The indirect α method utilising classified HP imagery applicable to evergreen forests matched to within 0.01 α of the reference, thus demonstrating its applicability for accurate indirect estimation. Angular dependence on indirect α retrieval was also found; where the entire HP image was needed to produce the most accurate estimate. Conversely, the classified narrow view zenith angle range around 55-60° zenith also provided an α estimate matching the reference. The CLX clumping retrieval method with k equal to 15° was the best performing clumping method; matching closely with the reference values at nadir. A linearly increasing error with zenith angle to >30% PAI at 75° was found for all structural configurations. As such, the performance of the clumping retrieval methods was poorer at larger zenith angles, with PAI errors when derived from the 55-60° zenith angle around 25-30% on average. Therefore, careful consideration of zenith angle range utilised from HP is recommended. The majority of clumping occurred at the within-crown scale, which is often overlooked in studies. Ignoring the impact of α and canopy element clumping for the forest type studied would lead to LAI estimation errors around 40% and 50%, respectively. The findings of this study impact upon indirect LAI retrieval using

Pgap model calculation methods, operating in environments requiring correction for non-randomly

distributed canopy elements and environments with woody canopy elements contributing to the extinction of light.
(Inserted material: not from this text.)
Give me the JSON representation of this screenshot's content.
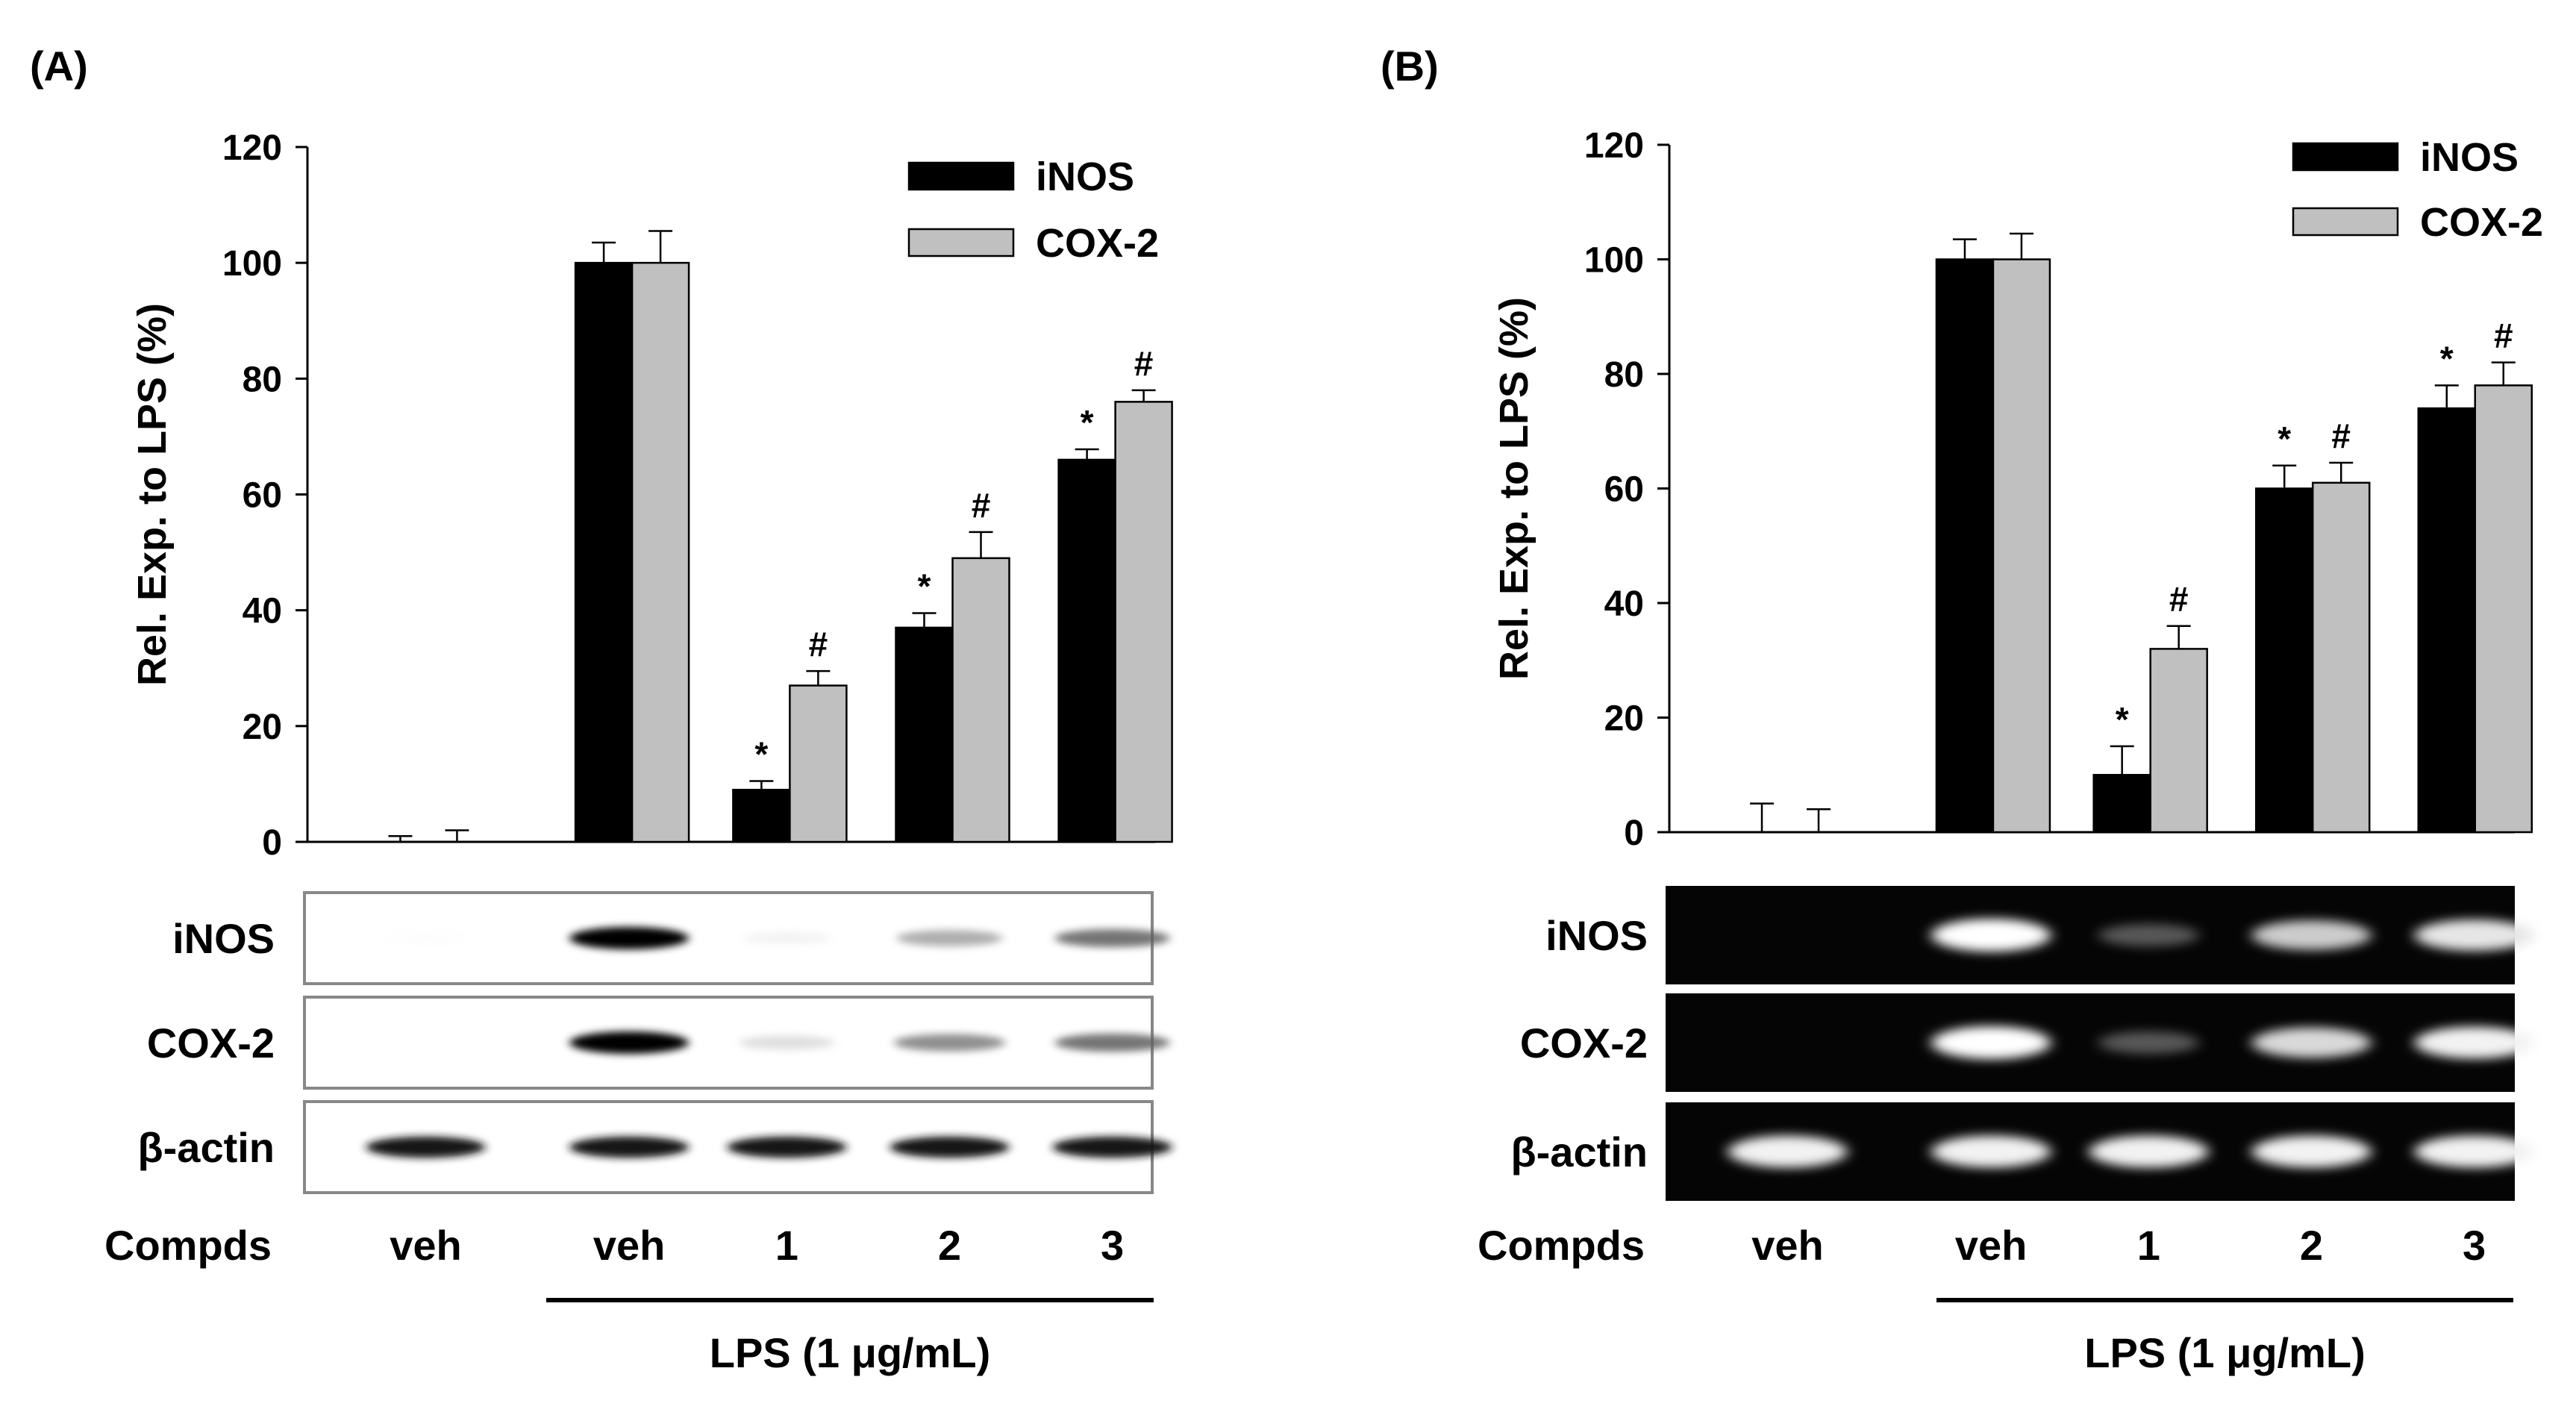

The ability to indirectly derive clumping is affected by the retrieval algorithm performance in combination with the instrument’s ability to estimate the ‘true’ gap fraction and size distribution, which is a function of instrument resolution, canopy density, gap size distribution, and representativeness of sampling location(s). Therefore, further work is suggested separating the impact of sensor and sampling effects from the canopy structural effects. Specifically, suggested future work includes applying the 3D methodology to different forest types, e.g. tall or multi-layered forests; including species with different woody proportions, leaf angle distributions, and crown characteristics. Finally, canopy element clumping has been described as a complex 3-dimensional problem, traditionally attempted to be resolved in a 2- dimensional manner (Gonsamo et al. 2011). Subsequently, the added ranging information from LiDAR sensors warrants continued investigation.